Sunday, November 14, 2010

This week was filled with a variety of activity.  I spent Monday at Kay St. Anne after I learned that there was no school, (which was after I showed up at the school.)  It had been canceled because they had taken down the tents that are used for classroom in anticipation of the hurricane that occurred the end of the previous week, and needed the day to resurrect the tents. This week, I started doing play therapy with one of the children who attends the school and lives in the orphanage; I felt that went well.  Yesterday, I went shopping with a child who needed underwear and watned to buy a birthday gift for the couple that works at Kay St. Anne.

We now have electricity and running water and even a working air conditioner in our house.  Much appreciated luxuries!  Another volunteer, a speech therapist from Luxembourg has moved into our house the other day.  I must say I do meet a variety of kind people who come here to work.  This week there was a group from Ohio who came to do medical care, who I enjoyed meeting as well.

The Cholera problem has come closer.  If I go on the roof of the building where I am sitting, I can see what is now referred to as the cholera tents.  It was decided to create a separate area for cholera victims rather than put them in the pediatric or adult hospitals here; to prevent contaminating other patients.  Yesterday morning, when I arrived for daily mass at the chapel, there were a few bodies of cholera victims in body bags and in small card board coffins on the floor of the chapel.  The daily liturgy was actually, a funeral mass for a few individuals of various ages, who probably arrived at a hospital when it was too late to help them, perhaps after making long journeys.  If people get IV fluids and immediate treatment, then they recover fully and quickly, sometimes within a few hours. 

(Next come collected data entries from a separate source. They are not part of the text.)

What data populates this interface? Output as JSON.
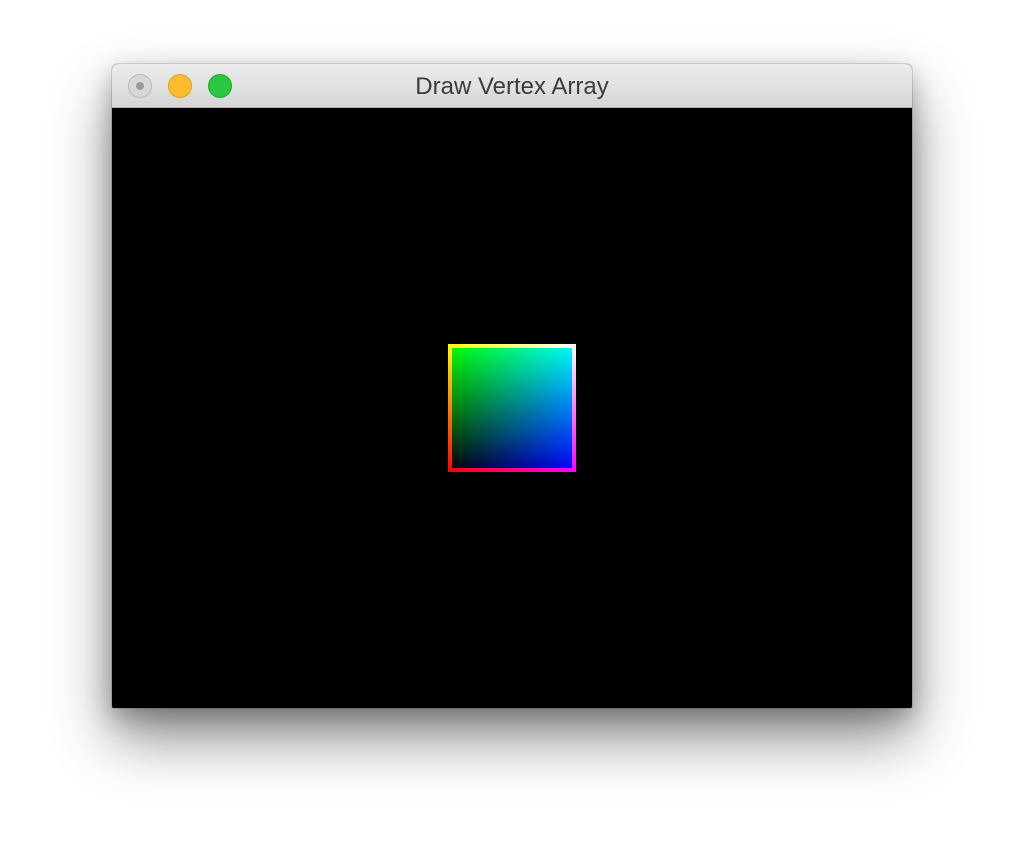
{
  "window": {
    "title": "Draw Vertex Array",
    "controls": {
      "close": {
        "icon": "close-icon",
        "color": "#d8d8d8"
      },
      "minimize": {
        "icon": "minimize-icon",
        "color": "#febc2e"
      },
      "maximize": {
        "icon": "maximize-icon",
        "color": "#29c840"
      }
    }
  },
  "canvas": {
    "background": "#000000",
    "quad": {
      "corner_colors": {
        "top_left": "#ffff00",
        "top_right": "#ffffff",
        "bottom_left": "#ff0000",
        "bottom_right": "#ff00ff",
        "inner_top_left": "#00ff00",
        "inner_top_right": "#00ffff",
        "inner_bottom_left": "#000000",
        "inner_bottom_right": "#0000ff"
      }
    }
  }
}
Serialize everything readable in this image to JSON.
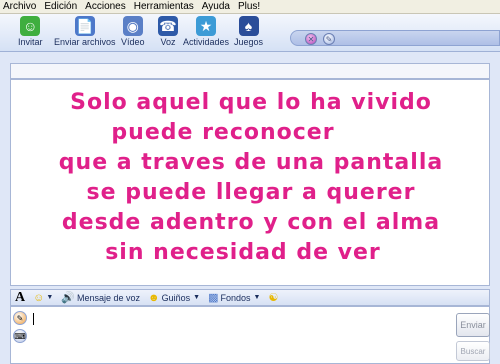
{
  "menu": [
    "Archivo",
    "Edición",
    "Acciones",
    "Herramientas",
    "Ayuda",
    "Plus!"
  ],
  "toolbar": [
    {
      "label": "Invitar",
      "icon": "invite-icon"
    },
    {
      "label": "Enviar archivos",
      "icon": "send-files-icon"
    },
    {
      "label": "Vídeo",
      "icon": "video-icon"
    },
    {
      "label": "Voz",
      "icon": "voice-icon"
    },
    {
      "label": "Actividades",
      "icon": "activities-icon"
    },
    {
      "label": "Juegos",
      "icon": "games-icon"
    }
  ],
  "message": {
    "lines": [
      "Solo aquel que lo ha vivido",
      "puede reconocer",
      "que a traves de una pantalla",
      "se puede llegar a querer",
      "desde adentro y con el alma",
      "sin necesidad de ver"
    ],
    "color": "#e0208a"
  },
  "input_toolbar": {
    "font_label": "A",
    "voice_clip": "Mensaje de voz",
    "winks": "Guiños",
    "backgrounds": "Fondos"
  },
  "buttons": {
    "send": "Enviar",
    "search": "Buscar"
  }
}
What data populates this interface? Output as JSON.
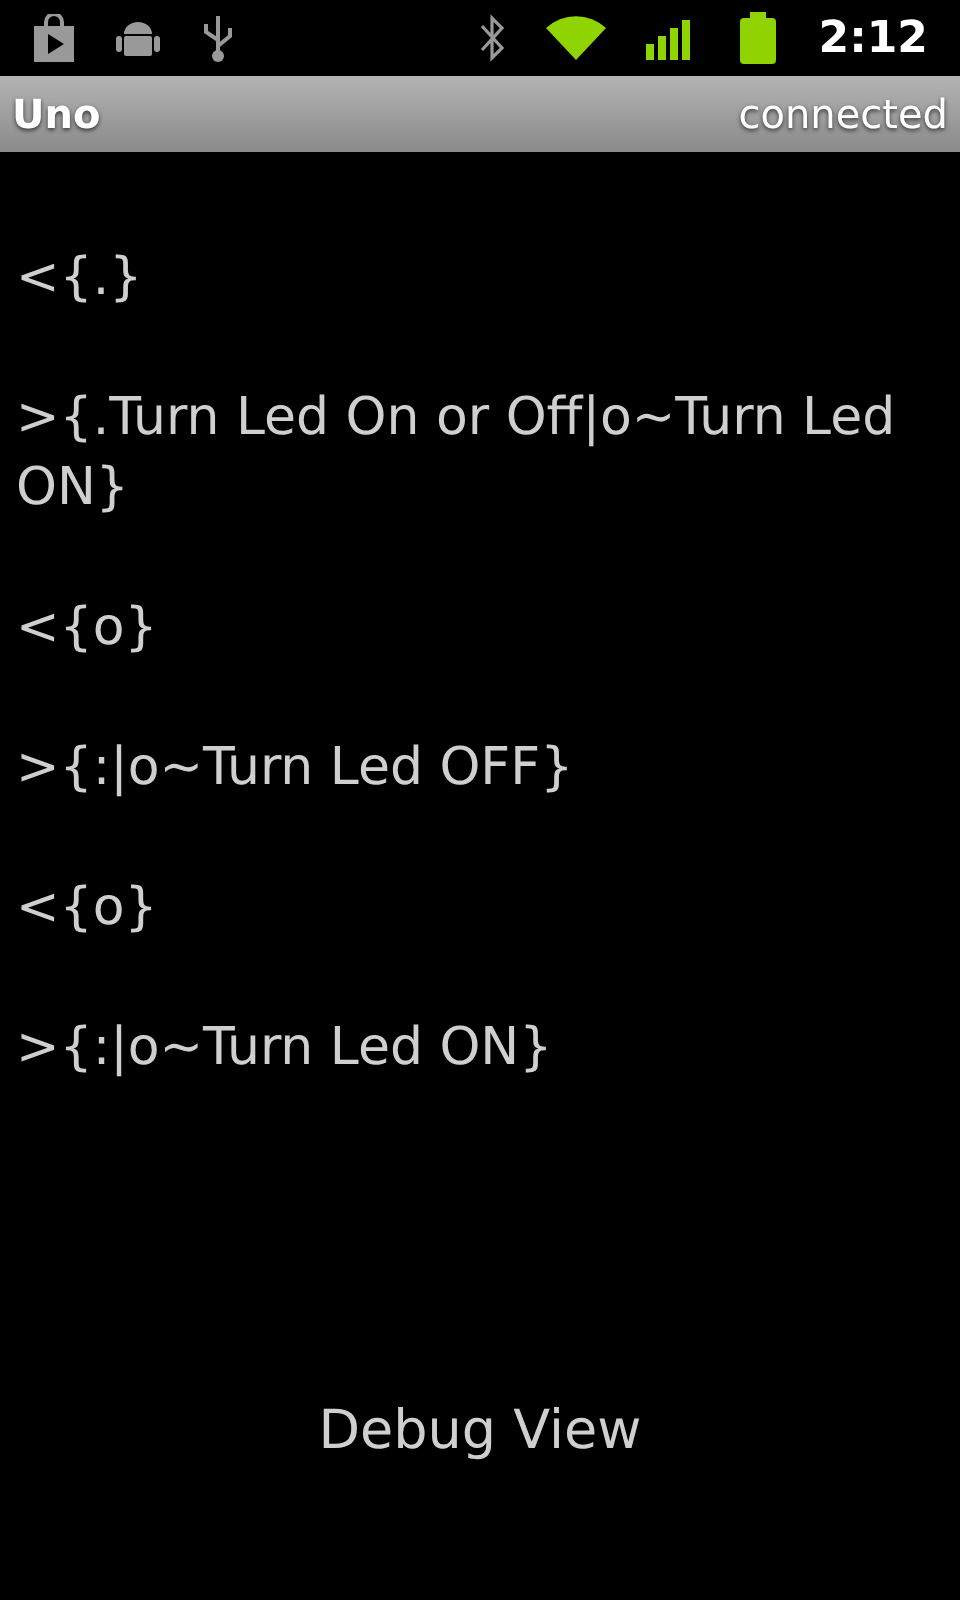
{
  "status_bar": {
    "time": "2:12"
  },
  "title_bar": {
    "title": "Uno",
    "status": "connected"
  },
  "log": [
    "<{.}",
    ">{.Turn Led On or Off|o~Turn Led ON}",
    "<{o}",
    ">{:|o~Turn Led OFF}",
    "<{o}",
    ">{:|o~Turn Led ON}"
  ],
  "footer": "Debug View"
}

Often from my little house, I can hear the cries of women in labor since my house is behind the maternity wing of the hospital.  This morning I heard such cries, and then later as I sat praying I was facing a nearby field.  On the other side of the field is a crematorium.  I watched as a truck pulled up to the crematorium, as a bag containing a body was removed, and a few minutes later a gentle almost clear smoke came from the chimney.  As I sat, a butterfly came close, and I became aware of the full cycle of life which surrounds me and all of us everyday.

Well, hopefully you are doing well.  Please continue to keep the people of Haiti in your prayers.